Since 2007, the allround venue Worm in Rotterdam has housed CEM – a studio that dates back to 1956. Last week, I had the opportunity to spend 4 days there, amounting in around 20 (sketches for) new songs. These will be released over time, but for now you can listen to three tiny teasers at wormstudio.
I used the Arp 2500 and a Commodore 64. I sequenced, played the keyboards and tried different ways of synchronizing them. Eventhough the studio has so many machines to use, I deliberately focused on one in order to gradually improve my trial and error methods (being somewhat inexperienced with modular monsters).
The C64 has analogue filters and is not as deterministic as other computers – something I always appreciated. I saw this residency as an opportunity to amplify and recontextualize these characteristics, in order to take the C64 into a new ultra dimension.
Neither of these machines are optimum for setting exact tempos. Unlike today’s standards they are influenced or even determined by electric currents. On the 10-step sequencer of the Arp, you have a knob to set the tempo, and every millimeter counts. To me it also seemed to fluctuate a bit in the tempo, possibly caused by other signals leaking into the clock signal. (This can be solved, but I like to encourage these things)

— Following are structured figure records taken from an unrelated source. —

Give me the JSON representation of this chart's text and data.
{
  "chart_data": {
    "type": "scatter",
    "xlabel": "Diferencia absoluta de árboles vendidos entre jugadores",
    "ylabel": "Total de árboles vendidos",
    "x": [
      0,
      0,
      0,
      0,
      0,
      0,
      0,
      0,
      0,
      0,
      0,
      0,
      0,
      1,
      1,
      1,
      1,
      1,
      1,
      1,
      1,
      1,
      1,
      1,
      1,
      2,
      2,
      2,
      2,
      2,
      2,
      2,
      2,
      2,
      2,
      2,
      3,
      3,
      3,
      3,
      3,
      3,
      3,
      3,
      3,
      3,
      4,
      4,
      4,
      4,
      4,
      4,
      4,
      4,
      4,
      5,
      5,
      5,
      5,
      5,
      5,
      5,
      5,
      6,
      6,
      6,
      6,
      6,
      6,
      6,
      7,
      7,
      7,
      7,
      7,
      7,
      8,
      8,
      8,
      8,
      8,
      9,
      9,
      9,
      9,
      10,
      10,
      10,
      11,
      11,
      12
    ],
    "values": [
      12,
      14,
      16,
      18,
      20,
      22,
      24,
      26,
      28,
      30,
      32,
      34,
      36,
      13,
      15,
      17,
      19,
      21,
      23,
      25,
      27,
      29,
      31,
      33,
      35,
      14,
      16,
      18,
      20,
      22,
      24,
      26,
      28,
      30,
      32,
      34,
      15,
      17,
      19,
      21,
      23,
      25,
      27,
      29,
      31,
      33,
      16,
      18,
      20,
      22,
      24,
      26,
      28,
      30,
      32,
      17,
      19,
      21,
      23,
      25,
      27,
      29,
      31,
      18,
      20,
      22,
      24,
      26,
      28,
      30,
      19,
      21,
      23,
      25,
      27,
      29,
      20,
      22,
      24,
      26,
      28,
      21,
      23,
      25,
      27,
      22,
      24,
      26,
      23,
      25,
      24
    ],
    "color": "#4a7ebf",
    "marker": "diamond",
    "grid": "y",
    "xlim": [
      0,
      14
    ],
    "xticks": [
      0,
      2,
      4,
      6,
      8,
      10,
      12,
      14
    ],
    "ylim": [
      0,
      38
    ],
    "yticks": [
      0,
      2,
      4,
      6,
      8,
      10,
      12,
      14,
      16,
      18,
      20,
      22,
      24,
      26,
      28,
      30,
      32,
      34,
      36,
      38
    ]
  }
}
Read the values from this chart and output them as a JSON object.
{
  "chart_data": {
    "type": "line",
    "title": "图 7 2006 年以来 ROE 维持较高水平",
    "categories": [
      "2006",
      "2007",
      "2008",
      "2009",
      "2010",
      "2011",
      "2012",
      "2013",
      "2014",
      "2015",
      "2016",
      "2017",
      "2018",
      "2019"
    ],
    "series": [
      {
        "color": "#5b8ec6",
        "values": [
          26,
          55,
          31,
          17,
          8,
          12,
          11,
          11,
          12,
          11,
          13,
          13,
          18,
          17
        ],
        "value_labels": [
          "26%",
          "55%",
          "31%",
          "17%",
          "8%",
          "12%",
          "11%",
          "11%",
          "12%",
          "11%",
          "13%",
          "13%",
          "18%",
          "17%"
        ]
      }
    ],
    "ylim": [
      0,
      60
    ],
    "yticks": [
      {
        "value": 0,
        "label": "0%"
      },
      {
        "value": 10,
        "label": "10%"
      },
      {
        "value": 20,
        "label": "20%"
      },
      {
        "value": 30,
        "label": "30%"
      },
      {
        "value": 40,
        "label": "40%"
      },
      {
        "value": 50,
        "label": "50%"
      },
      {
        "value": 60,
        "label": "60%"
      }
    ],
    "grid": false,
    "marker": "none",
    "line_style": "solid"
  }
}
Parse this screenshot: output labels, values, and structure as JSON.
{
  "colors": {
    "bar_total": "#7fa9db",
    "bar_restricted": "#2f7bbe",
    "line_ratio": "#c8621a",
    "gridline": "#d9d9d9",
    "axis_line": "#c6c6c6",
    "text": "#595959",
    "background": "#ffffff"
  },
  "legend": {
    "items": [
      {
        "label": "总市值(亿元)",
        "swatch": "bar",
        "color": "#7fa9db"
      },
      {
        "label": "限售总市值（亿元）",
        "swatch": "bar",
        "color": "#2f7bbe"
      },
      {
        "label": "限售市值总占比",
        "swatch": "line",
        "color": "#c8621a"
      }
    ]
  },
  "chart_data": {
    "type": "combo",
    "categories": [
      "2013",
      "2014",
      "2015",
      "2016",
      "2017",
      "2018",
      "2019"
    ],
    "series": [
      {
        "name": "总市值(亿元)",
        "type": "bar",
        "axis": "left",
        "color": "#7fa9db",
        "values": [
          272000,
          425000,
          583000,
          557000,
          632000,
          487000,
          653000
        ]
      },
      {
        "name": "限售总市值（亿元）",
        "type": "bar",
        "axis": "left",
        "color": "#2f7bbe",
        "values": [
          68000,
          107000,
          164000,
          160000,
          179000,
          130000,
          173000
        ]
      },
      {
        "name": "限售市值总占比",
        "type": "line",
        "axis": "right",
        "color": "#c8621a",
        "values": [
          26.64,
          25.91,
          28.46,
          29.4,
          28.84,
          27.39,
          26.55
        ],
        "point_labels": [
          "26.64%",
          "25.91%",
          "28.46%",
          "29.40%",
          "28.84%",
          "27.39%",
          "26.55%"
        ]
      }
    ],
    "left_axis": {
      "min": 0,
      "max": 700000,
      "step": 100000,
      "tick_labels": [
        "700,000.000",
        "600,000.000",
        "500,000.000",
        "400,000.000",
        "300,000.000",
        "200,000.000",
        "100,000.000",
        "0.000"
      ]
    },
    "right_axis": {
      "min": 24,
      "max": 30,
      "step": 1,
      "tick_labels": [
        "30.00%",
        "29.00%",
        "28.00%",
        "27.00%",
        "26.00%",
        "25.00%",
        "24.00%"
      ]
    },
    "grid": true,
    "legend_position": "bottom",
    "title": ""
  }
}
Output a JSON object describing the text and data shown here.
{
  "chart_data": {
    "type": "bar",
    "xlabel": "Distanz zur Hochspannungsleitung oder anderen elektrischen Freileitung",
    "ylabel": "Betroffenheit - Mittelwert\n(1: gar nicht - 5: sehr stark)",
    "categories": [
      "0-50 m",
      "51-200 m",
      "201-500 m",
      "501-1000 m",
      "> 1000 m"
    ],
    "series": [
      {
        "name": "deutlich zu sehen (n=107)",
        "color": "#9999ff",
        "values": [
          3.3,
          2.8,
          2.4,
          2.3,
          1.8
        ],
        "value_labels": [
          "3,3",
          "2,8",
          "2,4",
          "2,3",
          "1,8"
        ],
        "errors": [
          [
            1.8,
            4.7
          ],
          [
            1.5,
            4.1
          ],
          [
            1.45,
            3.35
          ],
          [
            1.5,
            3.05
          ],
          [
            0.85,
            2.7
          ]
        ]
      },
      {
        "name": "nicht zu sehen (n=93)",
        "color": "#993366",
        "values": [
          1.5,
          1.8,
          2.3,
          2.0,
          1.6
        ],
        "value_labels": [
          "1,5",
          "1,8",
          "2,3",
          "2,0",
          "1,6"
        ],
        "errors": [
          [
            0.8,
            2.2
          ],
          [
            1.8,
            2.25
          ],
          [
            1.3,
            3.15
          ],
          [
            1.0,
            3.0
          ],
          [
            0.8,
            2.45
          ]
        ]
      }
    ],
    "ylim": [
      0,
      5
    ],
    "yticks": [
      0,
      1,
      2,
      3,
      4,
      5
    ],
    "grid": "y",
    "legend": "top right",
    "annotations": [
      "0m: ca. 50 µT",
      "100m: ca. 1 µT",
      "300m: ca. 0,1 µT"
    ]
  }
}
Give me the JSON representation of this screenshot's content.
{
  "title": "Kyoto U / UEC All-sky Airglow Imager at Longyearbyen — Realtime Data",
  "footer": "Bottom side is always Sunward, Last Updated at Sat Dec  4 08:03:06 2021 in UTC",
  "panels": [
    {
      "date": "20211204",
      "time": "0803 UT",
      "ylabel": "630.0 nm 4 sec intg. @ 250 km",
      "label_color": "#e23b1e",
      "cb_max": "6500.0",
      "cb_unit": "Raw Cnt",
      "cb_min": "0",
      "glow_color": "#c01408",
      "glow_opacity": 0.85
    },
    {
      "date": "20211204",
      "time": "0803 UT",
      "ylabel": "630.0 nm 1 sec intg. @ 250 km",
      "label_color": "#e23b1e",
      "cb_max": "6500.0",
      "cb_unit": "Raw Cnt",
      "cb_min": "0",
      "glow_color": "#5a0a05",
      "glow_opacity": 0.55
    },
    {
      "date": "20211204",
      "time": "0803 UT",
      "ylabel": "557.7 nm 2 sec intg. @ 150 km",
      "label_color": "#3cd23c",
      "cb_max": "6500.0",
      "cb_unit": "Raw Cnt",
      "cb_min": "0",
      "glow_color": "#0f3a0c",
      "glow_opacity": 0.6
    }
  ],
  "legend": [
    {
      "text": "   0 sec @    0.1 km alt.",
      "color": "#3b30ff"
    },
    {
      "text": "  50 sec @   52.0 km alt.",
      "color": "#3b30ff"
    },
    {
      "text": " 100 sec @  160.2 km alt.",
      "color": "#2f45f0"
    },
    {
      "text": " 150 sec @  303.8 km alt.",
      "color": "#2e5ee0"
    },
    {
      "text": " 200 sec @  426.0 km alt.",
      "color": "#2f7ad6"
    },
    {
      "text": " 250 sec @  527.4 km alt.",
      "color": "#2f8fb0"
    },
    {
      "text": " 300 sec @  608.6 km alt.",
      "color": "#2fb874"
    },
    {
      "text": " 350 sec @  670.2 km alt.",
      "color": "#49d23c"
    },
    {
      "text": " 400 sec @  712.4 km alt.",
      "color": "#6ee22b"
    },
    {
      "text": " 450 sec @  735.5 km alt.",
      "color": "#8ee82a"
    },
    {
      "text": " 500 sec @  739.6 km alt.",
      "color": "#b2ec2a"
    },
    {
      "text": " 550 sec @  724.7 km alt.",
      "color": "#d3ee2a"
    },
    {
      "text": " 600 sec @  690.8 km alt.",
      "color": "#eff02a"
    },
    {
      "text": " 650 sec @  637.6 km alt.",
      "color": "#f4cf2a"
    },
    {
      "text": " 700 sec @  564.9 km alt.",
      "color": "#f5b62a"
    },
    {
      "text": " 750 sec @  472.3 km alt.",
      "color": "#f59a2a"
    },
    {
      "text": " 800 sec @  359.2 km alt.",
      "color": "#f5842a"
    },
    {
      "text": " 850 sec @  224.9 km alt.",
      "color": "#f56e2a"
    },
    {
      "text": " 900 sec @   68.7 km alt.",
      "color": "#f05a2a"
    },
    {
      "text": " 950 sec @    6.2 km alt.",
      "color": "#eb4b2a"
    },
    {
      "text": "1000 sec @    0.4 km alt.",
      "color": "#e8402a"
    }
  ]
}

On the C64, you normally have predetermined tempo-settings to choose from. If you hear a C64-song, it will likely be in either 125.31 or 150.37 BPM. In European PAL-country that is, because the tempos are derived from the electric current.
However, with my dear Defmon software I can set the tempo with maximum precision – down to a tick of the processor. Going out of the inherent tempos however, has consequences for the sound. You can no longer be sure that envelopes and loops sound the same. To avoid this, I usually have the C64 as master, but this time I adjusted the tempo after the Arp.
The process was this: output the clock signal of the Arp as audio, sample 2 minutes of it, analyze the BPM, convert the BPM into hex-values according to the other speed settings of Defmon, and you got it synchronized. Sort of.
I can hear all you tech-geeks sighing over this lamer solution. But it was wonderful to leave the machines running, hearing them mutate by themselves since they were slightly out of sync, or due to electrical leakages in the Arp and uncontrolled bugs in the C64. From a technical point of view, this might be possible to do with a laptop, but this was sometihng profoundly different from working with über-data-control.
All this amounted to several hours of recordings. Some of these 30 minute improvisations can be cut up in parts, and overdubbed with more C64, to create songs that also relate to eachother quite specifically. But we will see what happens. I already miss that studio with tropical heat and sparkling beats!